« Je ne vais ni les nier, ni les justifier » : Greg Guillotin avoue des violences sur son ex
Le nom fait sourire depuis des années à la radio et sur les réseaux. Cette fois, c’est un tout autre visage que Greg Guillotin montre au public. Dans un communiqué transmis à la presse, l’humoriste reconnaît des violences physiques et psychologiques envers son ex-compagne, sans les nier ni les minimiser.

Il évoque la honte, un suivi psychologique entamé bien avant le dépôt de plainte, et des excuses adressées directement à celle qui a partagé sa vie pendant sept ans. Reste une question, plus lourde : que contient exactement cette plainte, et où s’arrête l’aveu ?
Une plainte déposée dans l’Essonne, un silence enfin rompu
Tout part d’un dépôt de plainte, le 17 juin, auprès du procureur de la République du tribunal judiciaire d’Évry, dans l’Essonne. La plaignante, aujourd’hui âgée de 27 ans, accuse l’humoriste de violences physiques et psychologiques répétées entre 2019 et 2026, période durant laquelle le couple était ensemble.
Interrogé sur une éventuelle ouverture d’enquête, le parquet a précisé qu’aucun service n’avait été saisi à ce stade. La procédure judiciaire commence donc à peine, dans un climat déjà lourd de tension médiatique, comme on l’a vu récemment avec les plaintes visant Adriana Karembeu.

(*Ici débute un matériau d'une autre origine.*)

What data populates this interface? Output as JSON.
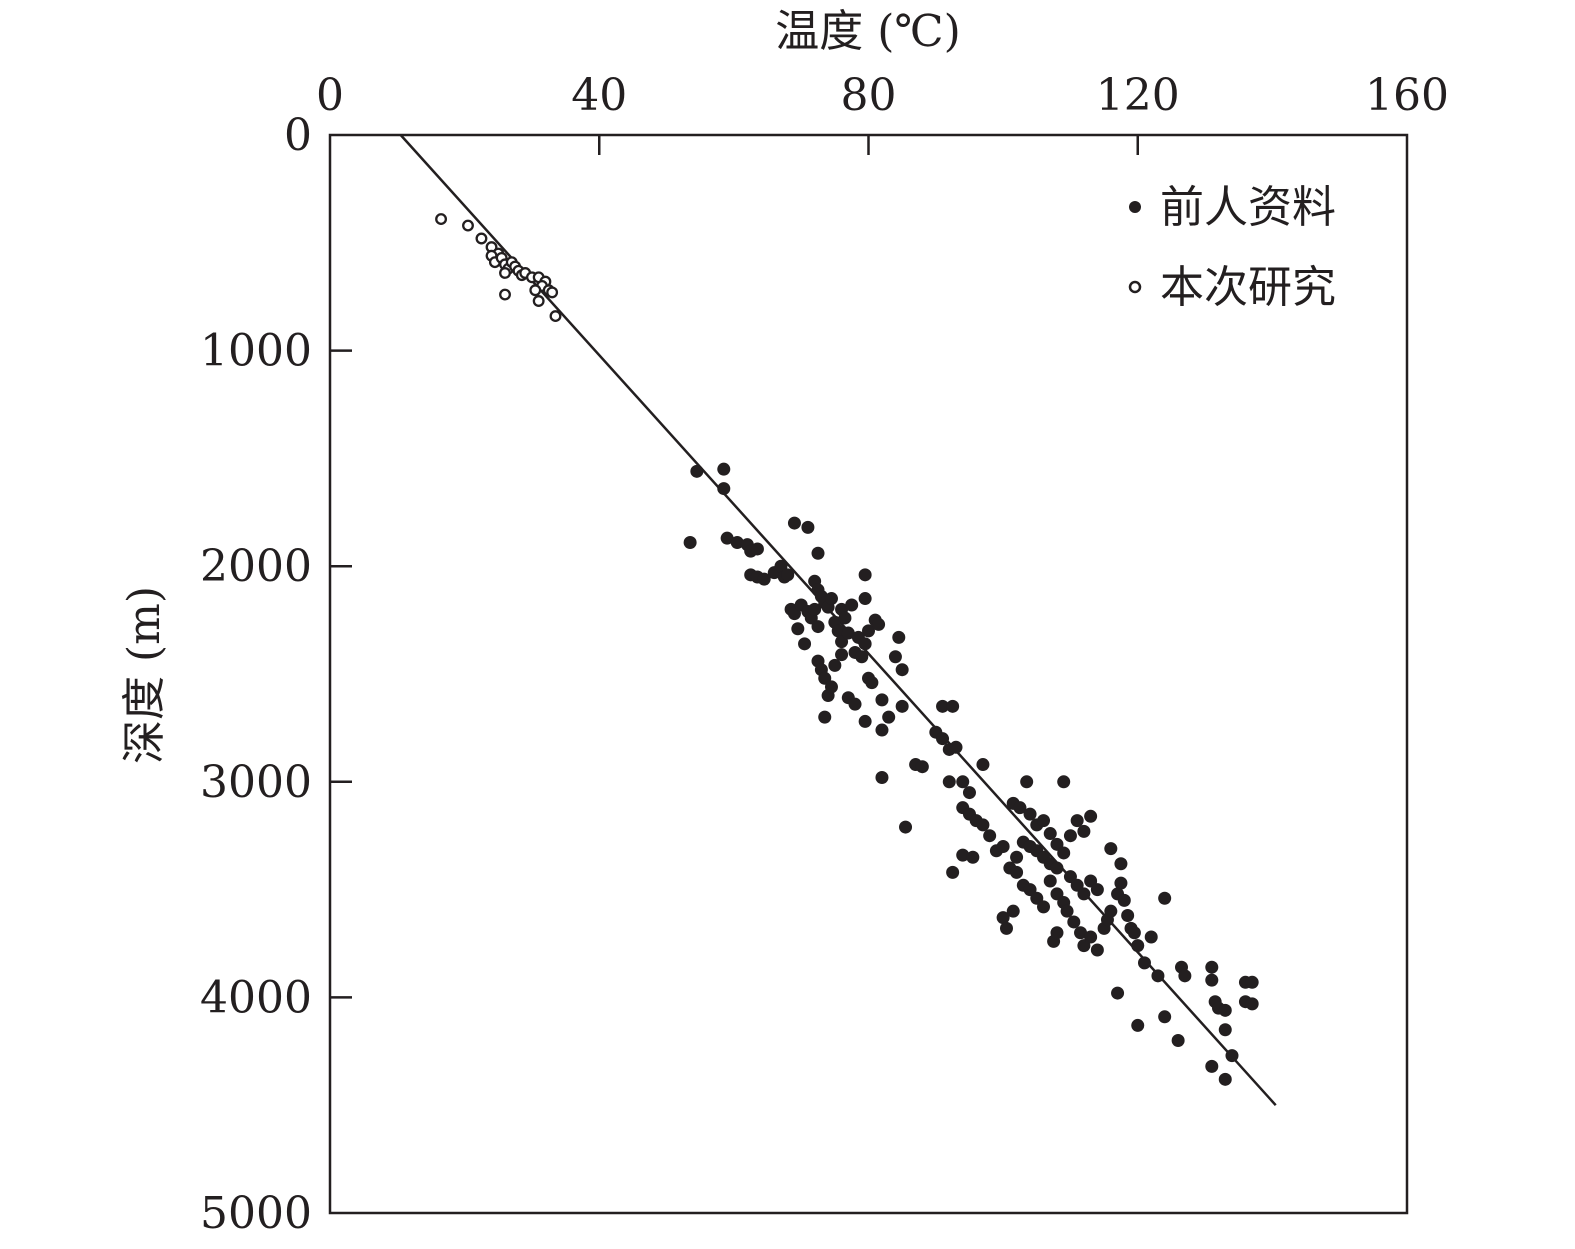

La plaignante décrit un climat de surveillance, d’humiliation, d’insultes et d’emprise. Selon son récit, les premières violences physiques auraient eu lieu en avril 2022 au domicile du couple, avant d’autres épisodes présumés lors de voyages aux Maldives et au Maroc, puis en 2024. Des affaires judiciaires impliquant des personnalités connaissent parfois des rebondissements tardifs, à l’image de ce que la femme de Schumacher a caché pendant onze ans avant que la vérité n’éclate.
« J’ai honte » : l’aveu sans détour de l’humoriste
Face à cette plainte, Greg Guillotin choisit de ne pas se dérober. Dans son communiqué, il écrit noir sur blanc : « Je ne vais ni les nier, ni chercher à les justifier. J’ai honte. » Une formule rare dans ce type d’affaire, où les personnalités publiques choisissent le plus souvent le silence ou le déni.
Il décrit une dualité assumée : « Pendant des années, j’ai fait rire des millions de gens. Chez moi, à plusieurs reprises, j’ai aussi été violent avec la personne qui partageait ma vie. Les deux sont vrais. » Une phrase qui tranche avec les habituelles communications de crise, plus proches de celles observées chez d’autres figures médiatiques françaises confrontées à des rumeurs.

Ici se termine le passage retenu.